Dr. Erich (advogado defesa): “A senhora documentou”?

Dra. Rita de Cassia Bittar: “Esses memorandos devem estar na pasta que eu deixei. Eu não levei nenhum documento comigo quando eu sai do cargo. Eu deixei todos no departamento de saúde.”

Dr. Erich (advogado defesa): “A senhora requisitou a contratação emergencial de alguma empresa de logística no período”?


Dra. Rita de Cassia Bittar: “Não.”

Dr. Erich (advogado defesa): “A senhora comunicou formalmente por meio de memorando esse aumento de óbitos ao prefeito”?

Dra. Rita de Cassia Bittar: “Houve uma comunicação. Não só ao prefeito. Mas isso foi observado por toda população e por toda mídia. Então acho que nem precisaria eu pessoalmente comunicar, ele já estava sabendo pela própria mídia e como prefeito tenho certeza que ele estava ciente do que acontecia na cidade.”

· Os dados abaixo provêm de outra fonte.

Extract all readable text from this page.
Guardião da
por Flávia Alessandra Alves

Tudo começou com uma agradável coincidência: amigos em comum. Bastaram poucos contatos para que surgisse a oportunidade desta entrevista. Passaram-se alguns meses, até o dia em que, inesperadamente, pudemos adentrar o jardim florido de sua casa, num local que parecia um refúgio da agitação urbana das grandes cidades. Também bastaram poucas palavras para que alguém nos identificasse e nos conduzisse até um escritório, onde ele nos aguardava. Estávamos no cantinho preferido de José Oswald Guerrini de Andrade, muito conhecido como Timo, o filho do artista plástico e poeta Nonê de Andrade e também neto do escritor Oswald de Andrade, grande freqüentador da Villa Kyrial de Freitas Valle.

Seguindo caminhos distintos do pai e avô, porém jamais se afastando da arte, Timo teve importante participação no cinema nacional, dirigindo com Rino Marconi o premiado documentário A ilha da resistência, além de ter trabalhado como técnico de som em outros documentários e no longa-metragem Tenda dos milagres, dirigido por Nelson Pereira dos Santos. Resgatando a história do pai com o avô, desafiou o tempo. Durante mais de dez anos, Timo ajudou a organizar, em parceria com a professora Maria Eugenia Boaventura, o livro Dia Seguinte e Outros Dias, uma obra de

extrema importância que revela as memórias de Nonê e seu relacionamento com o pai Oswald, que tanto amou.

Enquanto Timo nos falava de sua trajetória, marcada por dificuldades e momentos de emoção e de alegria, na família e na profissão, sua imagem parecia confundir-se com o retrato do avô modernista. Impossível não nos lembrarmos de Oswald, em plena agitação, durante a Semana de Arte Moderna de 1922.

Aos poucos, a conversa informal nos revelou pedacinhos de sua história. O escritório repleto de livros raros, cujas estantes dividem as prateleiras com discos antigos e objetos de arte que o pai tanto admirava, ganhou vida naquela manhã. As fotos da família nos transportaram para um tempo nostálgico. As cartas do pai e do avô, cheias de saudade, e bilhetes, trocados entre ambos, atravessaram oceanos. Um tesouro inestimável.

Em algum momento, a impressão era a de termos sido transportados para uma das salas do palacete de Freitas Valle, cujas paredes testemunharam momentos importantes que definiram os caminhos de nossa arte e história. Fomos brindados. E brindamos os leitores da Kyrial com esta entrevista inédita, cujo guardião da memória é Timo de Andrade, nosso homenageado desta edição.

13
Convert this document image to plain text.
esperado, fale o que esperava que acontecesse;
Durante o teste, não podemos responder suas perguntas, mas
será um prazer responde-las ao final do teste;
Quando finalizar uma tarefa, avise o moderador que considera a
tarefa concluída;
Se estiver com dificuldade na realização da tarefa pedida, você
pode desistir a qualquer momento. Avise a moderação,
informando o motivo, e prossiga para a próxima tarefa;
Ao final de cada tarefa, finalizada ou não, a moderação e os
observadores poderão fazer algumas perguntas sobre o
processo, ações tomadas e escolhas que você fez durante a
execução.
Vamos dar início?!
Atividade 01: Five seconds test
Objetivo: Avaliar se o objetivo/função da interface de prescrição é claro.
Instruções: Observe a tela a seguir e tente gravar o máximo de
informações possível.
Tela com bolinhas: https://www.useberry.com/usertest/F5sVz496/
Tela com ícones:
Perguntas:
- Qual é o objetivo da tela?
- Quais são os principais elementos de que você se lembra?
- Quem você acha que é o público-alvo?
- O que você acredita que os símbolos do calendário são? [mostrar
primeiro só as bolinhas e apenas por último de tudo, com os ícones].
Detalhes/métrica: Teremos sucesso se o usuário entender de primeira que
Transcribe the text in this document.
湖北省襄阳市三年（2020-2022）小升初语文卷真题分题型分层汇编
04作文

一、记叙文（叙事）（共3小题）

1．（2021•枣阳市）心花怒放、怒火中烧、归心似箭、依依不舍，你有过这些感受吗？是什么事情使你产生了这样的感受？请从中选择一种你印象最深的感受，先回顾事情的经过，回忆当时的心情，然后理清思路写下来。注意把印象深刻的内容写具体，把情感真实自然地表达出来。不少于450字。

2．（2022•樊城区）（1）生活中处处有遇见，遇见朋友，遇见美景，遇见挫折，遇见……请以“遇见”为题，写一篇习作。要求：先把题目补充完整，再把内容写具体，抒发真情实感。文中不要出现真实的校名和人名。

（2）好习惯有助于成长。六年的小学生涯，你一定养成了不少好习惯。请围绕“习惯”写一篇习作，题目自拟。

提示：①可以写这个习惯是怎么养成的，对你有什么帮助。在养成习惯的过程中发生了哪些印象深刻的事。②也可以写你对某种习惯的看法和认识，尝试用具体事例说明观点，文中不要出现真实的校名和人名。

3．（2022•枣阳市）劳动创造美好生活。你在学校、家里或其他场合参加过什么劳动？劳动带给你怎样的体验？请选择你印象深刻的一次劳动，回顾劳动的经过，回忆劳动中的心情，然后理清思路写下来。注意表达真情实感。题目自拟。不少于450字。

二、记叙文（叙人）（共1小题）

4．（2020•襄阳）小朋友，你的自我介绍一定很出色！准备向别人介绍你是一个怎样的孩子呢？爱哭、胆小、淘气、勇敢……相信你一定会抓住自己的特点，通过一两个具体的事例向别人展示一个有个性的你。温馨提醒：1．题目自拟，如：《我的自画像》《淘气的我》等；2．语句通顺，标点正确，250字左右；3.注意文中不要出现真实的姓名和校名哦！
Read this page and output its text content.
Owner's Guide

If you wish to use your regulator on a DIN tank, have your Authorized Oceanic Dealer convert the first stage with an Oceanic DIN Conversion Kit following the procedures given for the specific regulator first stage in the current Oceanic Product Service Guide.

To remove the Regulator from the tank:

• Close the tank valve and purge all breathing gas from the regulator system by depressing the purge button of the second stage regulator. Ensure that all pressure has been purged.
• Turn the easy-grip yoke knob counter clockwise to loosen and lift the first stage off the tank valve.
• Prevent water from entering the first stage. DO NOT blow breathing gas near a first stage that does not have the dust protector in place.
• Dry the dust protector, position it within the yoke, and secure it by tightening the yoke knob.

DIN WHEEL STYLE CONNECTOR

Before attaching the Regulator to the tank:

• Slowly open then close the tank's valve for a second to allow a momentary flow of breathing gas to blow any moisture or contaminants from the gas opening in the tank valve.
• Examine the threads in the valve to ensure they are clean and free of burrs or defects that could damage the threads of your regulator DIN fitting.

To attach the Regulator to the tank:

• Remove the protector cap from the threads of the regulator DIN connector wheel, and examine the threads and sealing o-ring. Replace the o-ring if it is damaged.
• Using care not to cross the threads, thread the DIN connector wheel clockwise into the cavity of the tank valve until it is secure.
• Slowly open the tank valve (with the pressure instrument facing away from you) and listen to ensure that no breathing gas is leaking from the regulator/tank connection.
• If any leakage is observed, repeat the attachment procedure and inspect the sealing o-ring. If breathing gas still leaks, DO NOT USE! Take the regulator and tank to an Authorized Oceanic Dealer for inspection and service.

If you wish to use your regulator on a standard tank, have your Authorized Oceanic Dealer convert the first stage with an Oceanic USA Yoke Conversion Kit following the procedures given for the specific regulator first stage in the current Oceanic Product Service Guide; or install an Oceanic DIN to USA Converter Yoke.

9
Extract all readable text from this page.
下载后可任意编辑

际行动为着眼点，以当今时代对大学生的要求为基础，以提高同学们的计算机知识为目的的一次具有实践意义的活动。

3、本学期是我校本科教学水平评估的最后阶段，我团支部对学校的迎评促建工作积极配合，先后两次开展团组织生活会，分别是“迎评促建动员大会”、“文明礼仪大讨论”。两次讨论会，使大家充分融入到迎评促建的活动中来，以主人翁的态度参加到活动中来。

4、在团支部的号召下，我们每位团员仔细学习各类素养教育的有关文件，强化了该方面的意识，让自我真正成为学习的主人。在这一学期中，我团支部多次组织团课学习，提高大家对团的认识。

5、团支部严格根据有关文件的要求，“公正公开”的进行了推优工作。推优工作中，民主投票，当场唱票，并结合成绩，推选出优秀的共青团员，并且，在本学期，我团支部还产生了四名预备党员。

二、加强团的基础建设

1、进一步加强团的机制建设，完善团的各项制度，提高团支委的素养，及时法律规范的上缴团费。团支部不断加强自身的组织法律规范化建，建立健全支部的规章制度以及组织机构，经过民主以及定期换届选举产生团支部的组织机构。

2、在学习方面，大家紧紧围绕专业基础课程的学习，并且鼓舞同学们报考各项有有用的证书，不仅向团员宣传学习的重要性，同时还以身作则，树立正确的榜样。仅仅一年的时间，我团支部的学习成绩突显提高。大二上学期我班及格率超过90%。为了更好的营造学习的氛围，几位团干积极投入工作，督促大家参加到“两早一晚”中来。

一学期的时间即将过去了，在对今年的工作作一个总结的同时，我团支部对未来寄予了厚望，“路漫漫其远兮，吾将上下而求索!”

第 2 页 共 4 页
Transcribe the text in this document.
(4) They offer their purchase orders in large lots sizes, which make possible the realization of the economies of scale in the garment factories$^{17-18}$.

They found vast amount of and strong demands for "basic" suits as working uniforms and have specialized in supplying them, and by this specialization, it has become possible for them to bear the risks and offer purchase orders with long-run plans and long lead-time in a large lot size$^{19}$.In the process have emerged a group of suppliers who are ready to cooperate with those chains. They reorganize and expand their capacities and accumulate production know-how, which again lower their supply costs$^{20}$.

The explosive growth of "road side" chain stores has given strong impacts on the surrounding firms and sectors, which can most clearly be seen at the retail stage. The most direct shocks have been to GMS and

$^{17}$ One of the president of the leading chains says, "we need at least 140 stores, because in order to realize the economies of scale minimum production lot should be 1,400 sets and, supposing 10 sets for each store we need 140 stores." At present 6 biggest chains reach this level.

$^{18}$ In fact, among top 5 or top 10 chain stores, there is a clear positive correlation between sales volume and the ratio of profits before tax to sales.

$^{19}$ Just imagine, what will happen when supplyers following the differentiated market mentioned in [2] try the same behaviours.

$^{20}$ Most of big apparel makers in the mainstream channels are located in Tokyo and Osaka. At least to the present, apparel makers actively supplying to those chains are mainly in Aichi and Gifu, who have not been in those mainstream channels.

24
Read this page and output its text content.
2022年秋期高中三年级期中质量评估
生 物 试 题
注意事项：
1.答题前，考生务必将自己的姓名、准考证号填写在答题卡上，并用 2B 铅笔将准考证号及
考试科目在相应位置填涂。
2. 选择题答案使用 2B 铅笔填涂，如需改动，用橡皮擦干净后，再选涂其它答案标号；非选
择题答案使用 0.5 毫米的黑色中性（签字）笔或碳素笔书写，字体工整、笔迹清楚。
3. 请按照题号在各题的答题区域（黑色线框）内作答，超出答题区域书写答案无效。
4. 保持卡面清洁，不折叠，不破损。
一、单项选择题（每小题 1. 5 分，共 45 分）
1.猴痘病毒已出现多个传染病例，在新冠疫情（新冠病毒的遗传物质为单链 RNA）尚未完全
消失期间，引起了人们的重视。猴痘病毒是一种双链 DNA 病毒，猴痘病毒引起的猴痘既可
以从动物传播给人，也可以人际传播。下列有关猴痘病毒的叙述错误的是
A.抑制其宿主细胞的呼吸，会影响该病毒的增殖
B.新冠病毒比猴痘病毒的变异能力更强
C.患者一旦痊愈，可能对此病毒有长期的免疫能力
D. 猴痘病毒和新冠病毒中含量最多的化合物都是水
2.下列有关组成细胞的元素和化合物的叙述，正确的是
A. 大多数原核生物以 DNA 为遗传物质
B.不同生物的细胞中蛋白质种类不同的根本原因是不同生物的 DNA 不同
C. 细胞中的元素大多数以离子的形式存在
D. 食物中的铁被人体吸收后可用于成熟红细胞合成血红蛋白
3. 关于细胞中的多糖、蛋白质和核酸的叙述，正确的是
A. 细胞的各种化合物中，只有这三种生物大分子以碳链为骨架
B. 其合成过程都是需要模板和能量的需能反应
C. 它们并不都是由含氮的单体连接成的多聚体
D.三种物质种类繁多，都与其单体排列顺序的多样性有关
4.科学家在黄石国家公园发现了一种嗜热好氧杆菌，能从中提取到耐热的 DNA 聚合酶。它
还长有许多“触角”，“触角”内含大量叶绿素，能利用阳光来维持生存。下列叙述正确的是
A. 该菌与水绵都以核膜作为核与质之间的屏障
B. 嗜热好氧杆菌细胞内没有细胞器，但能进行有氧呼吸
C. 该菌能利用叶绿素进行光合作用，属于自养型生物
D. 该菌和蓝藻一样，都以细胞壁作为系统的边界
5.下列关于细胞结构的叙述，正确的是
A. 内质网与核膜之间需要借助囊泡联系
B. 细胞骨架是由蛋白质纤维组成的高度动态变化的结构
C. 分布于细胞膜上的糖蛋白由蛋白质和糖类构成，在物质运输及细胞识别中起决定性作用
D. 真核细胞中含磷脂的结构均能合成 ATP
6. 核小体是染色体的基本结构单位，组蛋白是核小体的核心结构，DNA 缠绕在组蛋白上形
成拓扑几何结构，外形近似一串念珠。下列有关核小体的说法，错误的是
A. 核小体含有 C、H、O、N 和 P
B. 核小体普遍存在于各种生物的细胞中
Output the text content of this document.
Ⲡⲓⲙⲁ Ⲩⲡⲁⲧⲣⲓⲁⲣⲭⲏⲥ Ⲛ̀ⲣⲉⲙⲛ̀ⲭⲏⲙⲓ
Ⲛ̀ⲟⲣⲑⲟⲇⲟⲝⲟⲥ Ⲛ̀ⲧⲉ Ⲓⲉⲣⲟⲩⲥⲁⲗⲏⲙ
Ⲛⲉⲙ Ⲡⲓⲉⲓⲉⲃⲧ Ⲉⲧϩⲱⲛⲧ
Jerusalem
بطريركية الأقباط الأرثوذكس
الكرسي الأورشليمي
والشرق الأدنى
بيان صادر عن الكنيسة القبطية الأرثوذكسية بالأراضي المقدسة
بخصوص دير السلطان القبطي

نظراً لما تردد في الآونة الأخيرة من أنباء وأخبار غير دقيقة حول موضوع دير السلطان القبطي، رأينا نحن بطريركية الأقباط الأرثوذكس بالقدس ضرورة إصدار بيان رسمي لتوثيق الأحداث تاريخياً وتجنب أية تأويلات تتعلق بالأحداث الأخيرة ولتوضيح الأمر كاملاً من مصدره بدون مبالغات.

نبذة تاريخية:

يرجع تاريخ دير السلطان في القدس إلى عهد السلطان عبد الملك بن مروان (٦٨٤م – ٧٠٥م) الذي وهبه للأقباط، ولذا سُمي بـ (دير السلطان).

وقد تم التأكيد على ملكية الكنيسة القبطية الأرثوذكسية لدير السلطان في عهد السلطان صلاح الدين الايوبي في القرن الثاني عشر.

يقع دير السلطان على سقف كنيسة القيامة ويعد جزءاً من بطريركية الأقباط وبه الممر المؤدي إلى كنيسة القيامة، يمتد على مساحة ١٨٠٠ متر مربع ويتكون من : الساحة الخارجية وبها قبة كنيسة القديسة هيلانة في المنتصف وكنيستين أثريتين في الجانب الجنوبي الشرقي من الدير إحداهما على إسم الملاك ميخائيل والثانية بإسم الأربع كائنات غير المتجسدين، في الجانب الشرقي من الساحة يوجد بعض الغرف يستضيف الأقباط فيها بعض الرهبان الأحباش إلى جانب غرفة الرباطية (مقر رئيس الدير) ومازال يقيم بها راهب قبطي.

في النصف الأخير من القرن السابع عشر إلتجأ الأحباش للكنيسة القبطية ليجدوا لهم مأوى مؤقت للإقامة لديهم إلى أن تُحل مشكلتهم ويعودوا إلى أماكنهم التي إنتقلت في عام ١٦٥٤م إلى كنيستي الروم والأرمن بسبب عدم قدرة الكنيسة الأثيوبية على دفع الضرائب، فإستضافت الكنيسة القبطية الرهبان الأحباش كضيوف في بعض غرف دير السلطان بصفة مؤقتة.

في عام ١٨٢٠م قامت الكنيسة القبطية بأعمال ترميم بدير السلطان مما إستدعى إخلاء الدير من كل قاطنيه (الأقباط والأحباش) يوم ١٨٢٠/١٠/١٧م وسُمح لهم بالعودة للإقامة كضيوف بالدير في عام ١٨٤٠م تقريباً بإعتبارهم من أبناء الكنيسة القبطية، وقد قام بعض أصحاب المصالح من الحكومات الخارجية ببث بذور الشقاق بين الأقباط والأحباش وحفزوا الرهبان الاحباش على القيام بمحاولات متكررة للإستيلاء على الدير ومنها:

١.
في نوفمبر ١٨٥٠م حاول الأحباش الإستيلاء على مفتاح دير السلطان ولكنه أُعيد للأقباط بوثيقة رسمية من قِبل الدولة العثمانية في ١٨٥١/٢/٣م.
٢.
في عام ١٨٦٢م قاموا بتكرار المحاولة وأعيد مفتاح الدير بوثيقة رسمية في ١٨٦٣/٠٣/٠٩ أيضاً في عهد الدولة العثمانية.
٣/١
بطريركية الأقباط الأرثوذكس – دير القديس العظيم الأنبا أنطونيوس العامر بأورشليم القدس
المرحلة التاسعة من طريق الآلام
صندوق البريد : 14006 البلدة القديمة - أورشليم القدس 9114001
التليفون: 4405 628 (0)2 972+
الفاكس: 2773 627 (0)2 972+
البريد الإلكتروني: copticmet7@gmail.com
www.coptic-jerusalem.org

Dr. Erich (advogado defesa): “A senhora, na sua função, a senhora comunicou? A pergunta é essa.”

Dra. Rita de Cassia Bittar: “Sim.”

Dr. Erich (advogado defesa): “Formalmente”?

Dra. Rita de Cassia Bittar: “Sim, através de memorando. Se eles estão ainda no departamento, se estão com o prefeito, isso eu não sei porque não levei nenhum documento pra mim. Quando eu estava como diretora eu deixei os documentos que estavam lá. Não pertencia à Dra. Rita de Cássia, pertencia à diretora de saúde. Como eu já não era mais diretora de saúde eu deixei os documentos no departamento de saúde.”

...”

“...

Vereadora Pollyana Fátima Gama Santos (Presidente da CP): “Doutora Rita, até com base nas informações que a senhora nos trouxe, a senhora que teve a oportunidades mesmo que por um curto período, pelo que a senhora colocou aqui, ser a chefe do departamento de saúde, os dados, por exemplo, no caso esses dados de morte por motivo crônico ou agudo. Esses dados, eles são restritos ao departamento de saúde só de poder, por exemplo, no caso do chefe do departamento de saúde ou eles são dados públicos”?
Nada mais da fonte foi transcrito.